PORT TOWNSEND — Legislation to limit state Department of Health authority to shut down commercial shellfish operations in Mystery Bay off Marrowstone Island based on boat moorage buoy concentrations will be high on Rep. Kevin Van De Wege’s agenda in the coming legislative session.
“In my mind, they’re going a little bit overboard on this, and we are going to try to reign them in a little,” the Sequim Democrat told about 50 attending Monday’s Port Townsend Chamber of Commerce luncheon at the Elks Lodge.
The Department of Health in August shut down the portion of Mystery Bay outside Griffith Point, citing too many boats moored in the shellfish-rich bay.
The National Shellfish Sanitation Program definition of a marina includes any water area with a structure such as mooring buoys constructed to provide temporary or permanent docking or mooring for more than 10 boats.
The state uses this as a benchmark for determining a closure to protect shellfish beds from possible pollution sources.
Spread across bay
In recent years, more than 60 mooring buoys have been spread across the bay in addition to mooring facilities at Mystery Bay State Park and several private docks.

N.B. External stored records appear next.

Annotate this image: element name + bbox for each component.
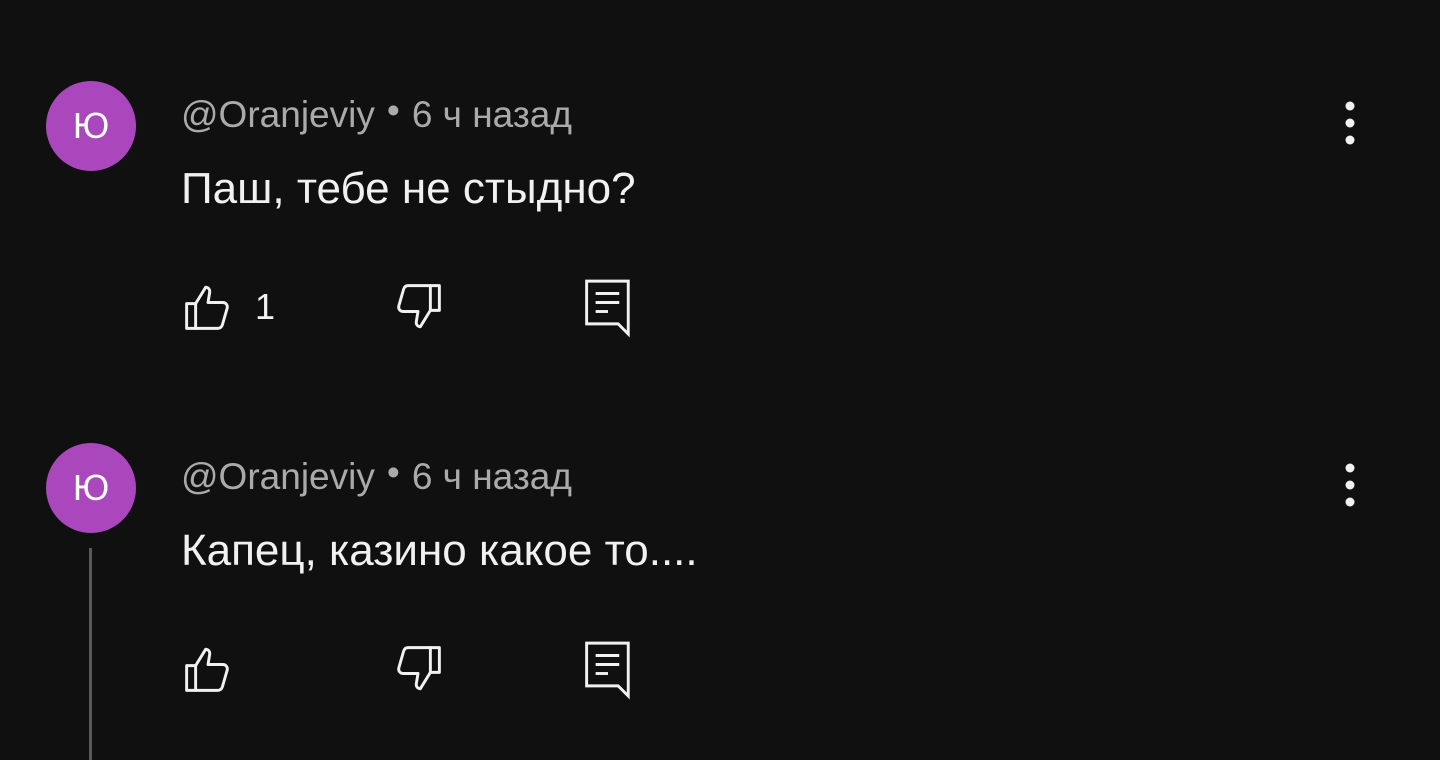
like-count: 1 [255,286,276,327]
author-name[interactable]: @Oranjeviy [181,456,375,497]
comment-time: 6 ч назад [411,94,572,135]
thumb-down-icon [391,642,445,696]
meta-separator: • [386,452,400,493]
reply-button[interactable] [581,637,635,701]
comment-actions: 1 [181,275,681,339]
thumb-up-icon [181,280,235,334]
reply-button[interactable] [581,275,635,339]
more-vert-icon [1343,462,1357,513]
comment-time: 6 ч назад [411,456,572,497]
comment: Ю @Oranjeviy • 6 ч назад Капец, казино как… [0,443,1440,743]
more-options-button[interactable] [1326,457,1374,517]
dislike-button[interactable] [391,639,445,699]
comment-text: Капец, казино какое то.... [181,526,698,575]
more-options-button[interactable] [1326,95,1374,155]
dislike-button[interactable] [391,277,445,337]
meta-separator: • [386,90,400,131]
comment-meta: @Oranjeviy • 6 ч назад [181,90,572,139]
more-vert-icon [1343,100,1357,151]
thumb-down-icon [391,280,445,334]
thread-line [89,548,92,760]
comment: Ю @Oranjeviy • 6 ч назад Паш, тебе не стыд… [0,81,1440,381]
author-name[interactable]: @Oranjeviy [181,94,375,135]
comment-actions [181,637,681,701]
comment-meta: @Oranjeviy • 6 ч назад [181,452,572,501]
avatar[interactable]: Ю [46,81,136,171]
reply-icon [581,637,635,701]
comments-screen: Ю @Oranjeviy • 6 ч назад Паш, тебе не стыд… [0,0,1440,760]
avatar[interactable]: Ю [46,443,136,533]
thumb-up-icon [181,642,235,696]
reply-icon [581,275,635,339]
like-button[interactable] [181,639,255,699]
like-button[interactable]: 1 [181,277,275,337]
comment-text: Паш, тебе не стыдно? [181,164,636,213]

In all, there are structures to accommodate more than 100 boats in Mystery Bay.
The number of boats continuously moored in Mystery Bay outside of the state park is about 30 in the winter. Up to 73 boats have been noted in Mystery Bay during the boating season.
Van De Wege, a paramedic with Clallam County Fire District 3, is serving his second two-year term, is now deputy majority whip in the lower house.
Feeding wildlife
He also proposes legislation to make feeding wildlife illegal.
“There are people that are artificially sustaining entire herds of elk or deer,” he said.
He said he would also join his legislative colleagues in looking a increasing taxation on oil tankers using Puget Sound waterways to transport oil.
Democrats and environmentalists have lauded Van De Wege for his key role in pushing through legislation to secure funding for basing an emergency response tug boat in Neah Bay at the mouth of the Strait of Juan de Fuca where it meets the Pacific Ocean.
“That tug has proven very valuable,” Van De Wege said, supporting 42 missions in 10 years.
“We’re putting the onus on the [maritime] industry to keep it out there,” the lawmaker said.
“Big Oil, which I battle a lot and will probably battle with more basically embraced it, sort of.”
Van De Wege serves on the Agriculture and Natural Resources Committee with oversight of the Department of Natural Resources, the Technology Committee, the General Government Appropriations Committee and the House Rules Committee.
He said he worked with Rep. Lynn Kessler, D-Hoquiam, his 24th Legislative District seat mate and House majority leader, on pushing through an auto tab renewal opt-in program to give people the option of paying $5 through their auto registration for state parks.
He said he expects to see figures released Oct. 15 that will show how many have participated in the program.
Van De Wege is also supportive of biomass legislation that would allow the burning of timber harvest wood waste for generating power.
“We want it to be a business model that will succeed,” he said, citing a number of mills that have already adopted the practice.